Итак, граф продолжал скакать подле нас на протяжении пяти лье, которые осталось нам сделать. Быстрота нашей езды, трудность держаться подле дверец были причиной, что мы обменялись только несколькими словами. Приехавши в замок, он соскочил с лошади, подал руку моей матери, чтобы выйти из экипажа; потом в свою очередь предложил мне помощь. Я не могла отказаться и, дрожа, протянула руку; он взял ее без живости, без чувства, как всякую другую; но я почувствовала, что он оставил в ней записку, и, прежде чем могла сказать какое-нибудь слово или сделать движение, граф оборотился к моей матери и поклонился; потом сел на лошадь, сказал, что его ожидают у госпожи Люсьен, и скрылся в несколько секунд.

Я стояла неподвижно на том же месте; сжатые пальцы держали записку, которой я не смела уронить и которую, однако, не решалась читать. Мать позвала меня, — я пошла. Что делать с этой запиской? У меня не было огня, чтобы сжечь ее, разорвать — но могли найти кусочки; я спрятала ее за пояс своего платья.

Я не знала мученья, равного тому, которое испытывала до тех пор, пока не вошла в свою комнату: эта записка жгла мою грудь; казалось, сверхъестественное могущество сделало каждую строчку ее видимою для моего сердца, которое почти дотрагивалось до нее; эта бумажка имела магическую силу. Наверное, в минуту получения я разорвала бы или сожгла эту записочку без размышления, но, войдя в свою комнату, не имела уже для этого духу. Я отослала горничную, сказав ей, что разденусь сама; потом села на постель и пробыла с час в таком положении, неподвижная, с глазами, устремленными на руку, сжимавшую записку.

Наконец я развернула ее и прочла:

«Вы любите меня, Полина, потому что убегаете.

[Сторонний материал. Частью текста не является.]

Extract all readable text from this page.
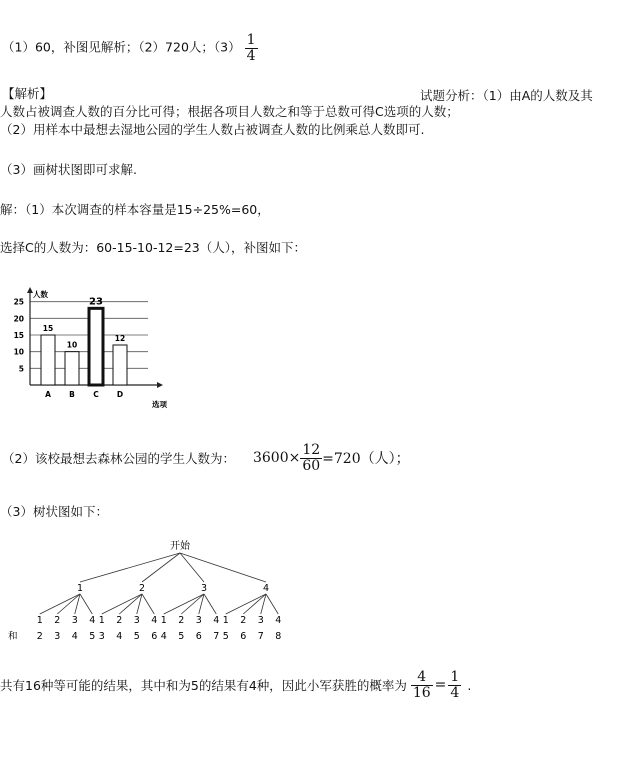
（1）60，补图见解析；（2）720人；$(3) \frac{1}{4}$
【解析】	试题分析：（1）由A的人数及其
人数占被调查人数的百分比可得；根据各项目人数之和等于总数可得C选项的人数；
（2）用样本中最想去湿地公园的学生人数占被调查人数的比例乘总人数即可.
（3）画树状图即可求解.
解：（1）本次调查的样本容量是15÷25%=60，
选择C的人数为：60-15-10-12=23（人），补图如下：
5
10
15
20
25
人数
选项
15
A
10
B
23
C
12
D
（2）该校最想去森林公园的学生人数为： $3600\times \frac{12}{60} =720$（人）；
（3）树状图如下：
开始
和
1
1
2
2
3
3
4
4
5
2
1
3
2
4
3
5
4
6
3
1
4
2
5
3
6
4
7
4
1
5
2
6
3
7
4
8
共有16种等可能的结果，其中和为5的结果有4种，因此小军获胜的概率为 $\frac{4}{16} = \frac{1}{4}$ .
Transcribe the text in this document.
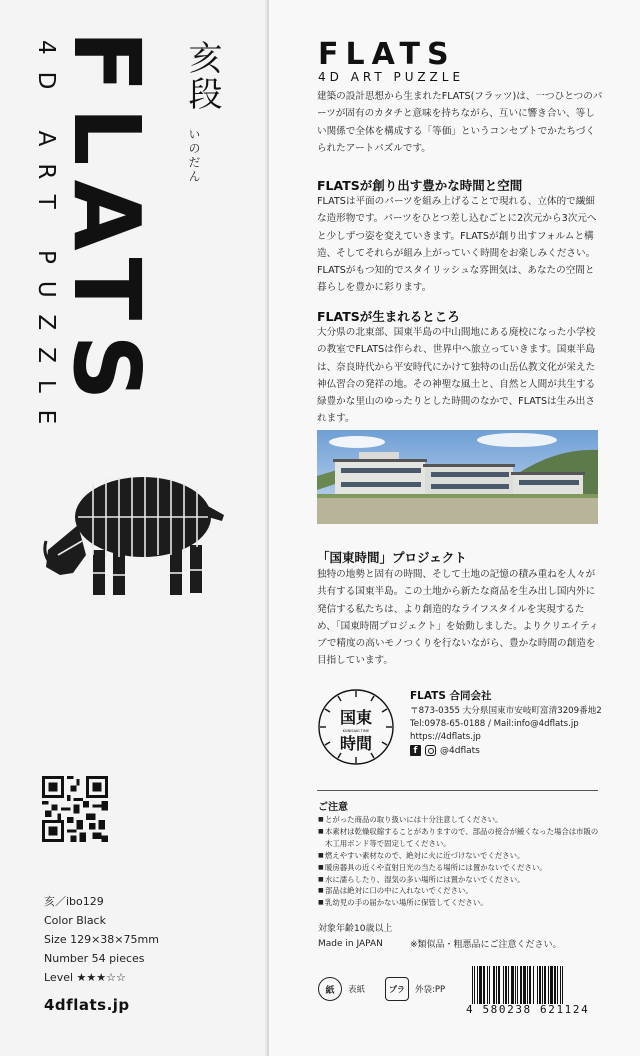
4D ART PUZZLE
FLATS 亥段
いのだん
亥／ibo129
Color Black
Size 129×38×75mm
Number 54 pieces
Level ★★★☆☆
4dflats.jp
FLATS
4D ART PUZZLE
建築の設計思想から生まれたFLATS(フラッツ)は、一つひとつのパーツが固有のカタチと意味を持ちながら、互いに響き合い、等しい関係で全体を構成する「等価」というコンセプトでかたちづくられたアートパズルです。
FLATSが創り出す豊かな時間と空間
FLATSは平面のパーツを組み上げることで現れる、立体的で繊細な造形物です。パーツをひとつ差し込むごとに2次元から3次元へと少しずつ姿を変えていきます。FLATSが創り出すフォルムと構造、そしてそれらが組み上がっていく時間をお楽しみください。FLATSがもつ知的でスタイリッシュな雰囲気は、あなたの空間と暮らしを豊かに彩ります。
FLATSが生まれるところ
大分県の北東部、国東半島の中山間地にある廃校になった小学校の教室でFLATSは作られ、世界中へ旅立っていきます。国東半島は、奈良時代から平安時代にかけて独特の山岳仏教文化が栄えた神仏習合の発祥の地。その神聖な風土と、自然と人間が共生する緑豊かな里山のゆったりとした時間のなかで、FLATSは生み出されます。
「国東時間」プロジェクト
独特の地勢と固有の時間、そして土地の記憶の積み重ねを人々が共有する国東半島。この土地から新たな商品を生み出し国内外に発信する私たちは、より創造的なライフスタイルを実現するため、「国東時間プロジェクト」を始動しました。よりクリエイティブで精度の高いモノつくりを行ないながら、豊かな時間の創造を目指しています。
国東
KUNISAKI TIME
時間
FLATS 合同会社
〒873-0355 大分県国東市安岐町富清3209番地2
Tel:0978-65-0188 / Mail:info@4dflats.jp
https://4dflats.jp
f	@4dflats
ご注意
■ とがった商品の取り扱いには十分注意してください。
■ 本素材は乾燥収縮することがありますので、部品の接合が緩くなった場合は市販の木工用ボンド等で固定してください。
■ 燃えやすい素材なので、絶対に火に近づけないでください。
■ 暖房器具の近くや直射日光の当たる場所には置かないでください。
■ 水に濡らしたり、湿気の多い場所には置かないでください。
■ 部品は絶対に口の中に入れないでください。
■ 乳幼児の手の届かない場所に保管してください。
対象年齢10歳以上
Made in JAPAN	※類似品・粗悪品にご注意ください。
紙	表紙	プラ	外袋:PP
4 580238 621124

Вчера вы оставили бал, на котором я был; сегодня оставляете город, где я нахожусь; но все бесполезно. Бывают судьбы, которые могут никогда не встречаться, но которые, как только встретятся, не должны более разлучаться.

Я не похож на других людей. В возрасте удовольствия, беззаботности и радости я много страдал, много думал, много вздыхал; мне 28 лет. Вы первая женщина, которую я полюбил.

Благодаря вам, и если Бог не разрушит этой последней надежды, я забуду прошедшее и стану надеяться на будущее. Для одного только прошедшего Бог без власти и любовь без утешения. Будущее принадлежит Богу, настоящее нам, а прошедшее ничтожеству. Если бы Бог, который может все, мог бы дать забвение прошедшему, в свете не было бы ни богохульцев, ни материалистов, ни атеистов.

Теперь я все сказал, Полина; да и что открою вам, чего бы вы не знали, что скажу, о чем бы вы не догадались? Мы молоды оба, богаты, свободны; я могу быть вашим, вы моею; одно ваше слово, я адресуюсь к вашей матери — и мы соединены. Если поведение мое, как и душа, вне привычек света, простите мне то, что имею странного, и примите таким, каков я есть; вы сделаете меня лучшим.

Если же вопреки моей надежде, Полина, какая-нибудь причина, которой не предвижу, но которая может существовать, заставит вас убегать от меня, как вы это делали доныне, знайте, что все будет бесполезно: везде я буду преследовать вас; меня ничто не привязывает к одному месту столько же, как и к другому; напротив, влечет туда, где вы; быть подле вас или следовать за вами будет единственной моей целью. Я потерял много лет и сто раз подвергал опасности свою жизнь и душу, чтобы достигнуть результата, который даже не обещал мне счастья.

Прощайте, Полина! Я не угрожаю вам, я вас умоляю; я люблю вас, вы любите меня. Пожалейте же меня и себя».

Невозможно рассказать вам, что происходило в душе моей при чтении этого странного письма; мне казалось, что я вижу одно из тех странных сновидений, когда при угрожающей опасности пытаешься бежать, но ноги прирастают к земле, дыхание останавливается в груди; хочешь кричать, но голос не издает звуков. Тогда смертельный страх разрушает сон и пробуждаешься с сердцем, готовым выскочить, и с челом, омоченным потом.